In the second millennium, the most important historical stages are:
- The constitution in autonomous realm, although formally a vassal of the Church, under the dynasty of Altavilla that, following a process of conquest that begun in Melfi in 1043, obtained the real crown in 1130 and held it until 1194, when the male line was extinct. The crown was inherited, through Constance, last of Altavilla, from her son, the Emperor Frederick II.
- In 1266 the kingdom was conquered by Charles of Anjou, brother of King Louis IX of France; following the revolt of the Sicilian Vespers the kingdom was divided into a mainland under the Angevin dynasty, while Sicily was incorporated in the Kingdom of Aragona (Treaty of Caltabellotta, 1302).
- In 1442 Alfonso of Aragon defeated the Angevins and unified again the kingdom, uniting in fact with the Kingdom of Aragon in a Mediterranean kingdom with capital cities in Naples and Barcelona. Albeit with ups and downs, the kingdom was united all’Aragona until 1504.
- From 1504 to 1713, due to the unification of Castile and Aragon and the birth of the Kingdom of Spain, the Kingdom of Naples and the kingdom of Sicily were governed as Viceroyalties and actually joined the Kingdom of Spain. Philip II declared Napoli’s second largest city of the Kingdom after Madrid.
- In 1713, following the War of the Spanish Succession, the Kingdom of Naples was given to the Habsburgs and Sicily to the House of Savoy.

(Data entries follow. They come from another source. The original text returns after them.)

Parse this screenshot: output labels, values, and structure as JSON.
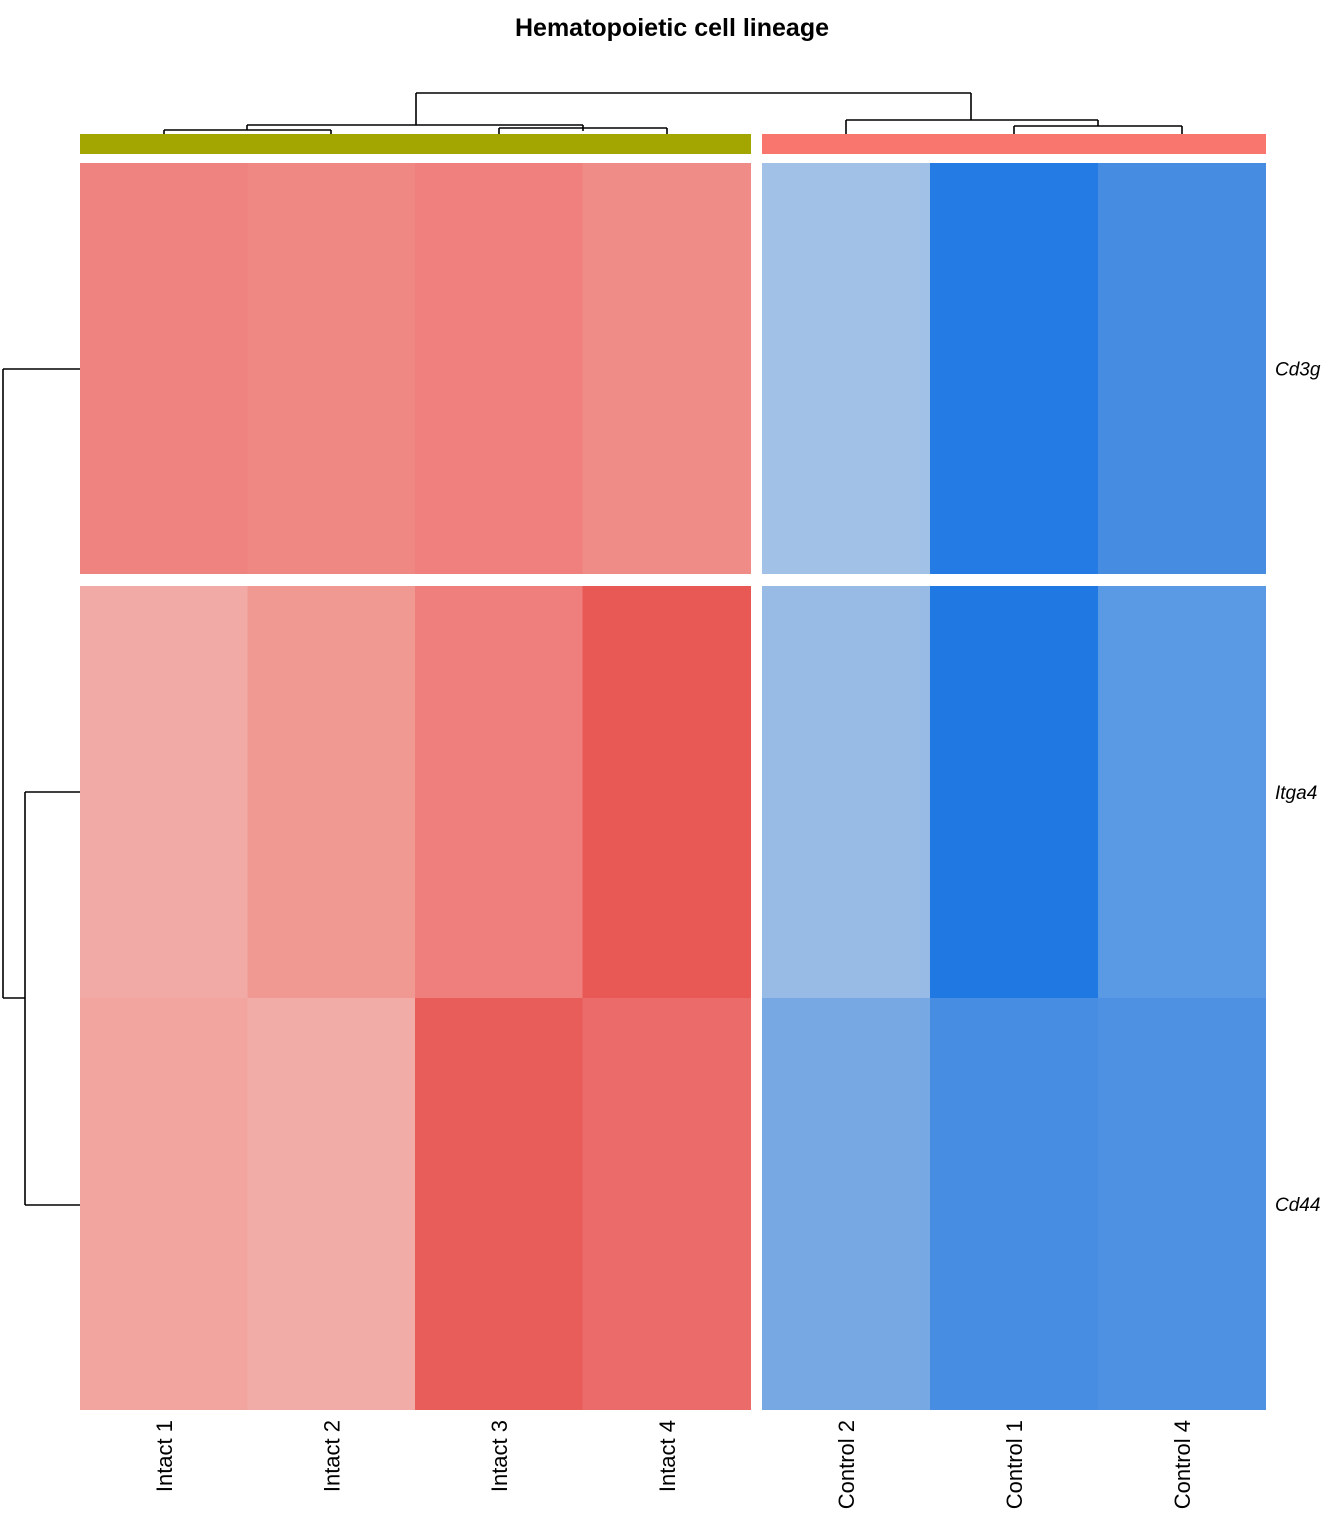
{
  "chart_data": {
    "type": "heatmap",
    "title": "Hematopoietic cell lineage",
    "columns": [
      "Intact 1",
      "Intact 2",
      "Intact 3",
      "Intact 4",
      "Control 2",
      "Control 1",
      "Control 4"
    ],
    "column_groups": [
      {
        "color": "#a3a500",
        "columns": [
          "Intact 1",
          "Intact 2",
          "Intact 3",
          "Intact 4"
        ]
      },
      {
        "color": "#f8766d",
        "columns": [
          "Control 2",
          "Control 1",
          "Control 4"
        ]
      }
    ],
    "rows": [
      "Cd3g",
      "Itga4",
      "Cd44"
    ],
    "row_split": [
      [
        "Cd3g"
      ],
      [
        "Itga4",
        "Cd44"
      ]
    ],
    "cell_colors": [
      [
        "#ee837f",
        "#ef8783",
        "#ef807d",
        "#f08c87",
        "#a1c1e7",
        "#237be3",
        "#468de2"
      ],
      [
        "#f2aaa6",
        "#f09993",
        "#ee7f7c",
        "#e85855",
        "#98bbe6",
        "#2079e2",
        "#5a99e3"
      ],
      [
        "#f2a49f",
        "#f2aca7",
        "#e85d5a",
        "#ea6b69",
        "#77a8e4",
        "#478de2",
        "#4e90e2"
      ]
    ],
    "colors": {
      "high": "#e85855",
      "low": "#2079e2",
      "dendrogram": "#000000"
    }
  }
}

Both have been short-term assignments: in 1734 Charles III recovered the crowns of Naples and Sicily and formed two independent kingdoms under personal union. From the geopolitical point of view, the events of the eighteenth century can be summed up in a struggle for dominance in Europe between the Habsburgs and the Bourbons, with England at times as a spectator, other times as a driver of the conflict.

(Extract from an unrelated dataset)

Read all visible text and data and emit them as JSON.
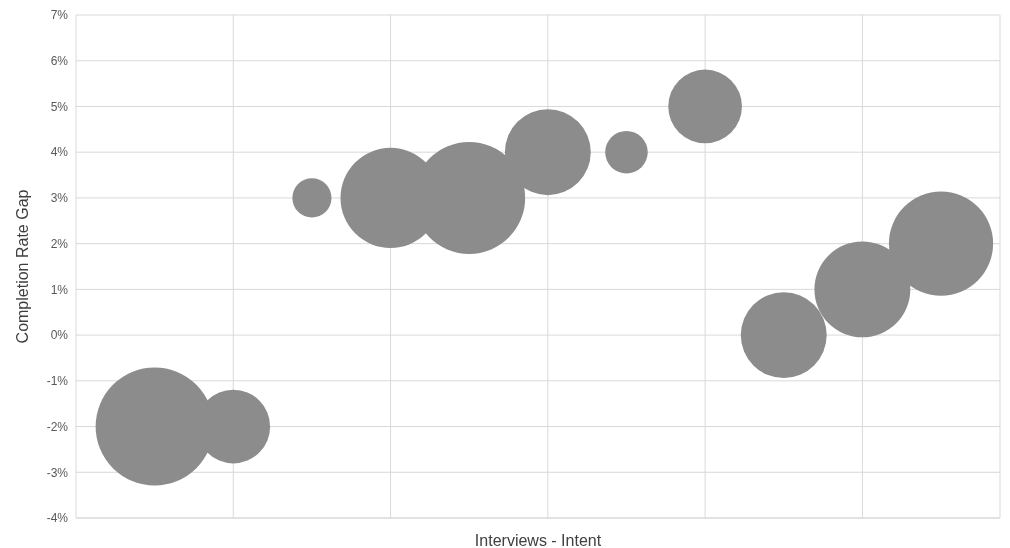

- After the French Revolution, the Kingom was conquered by the French Empire. After the short reigns of Joseph Bonaparte and Joachim Murat, the Bourbons returned to the throne; the Kingdom was unified as the Kingdom of the Two Sicilies and Sicily lost its autonomy. On this occasion the King Ferdinand IV of Naples and III of Sicily changed its name to Ferdinand I of the Two Sicilies.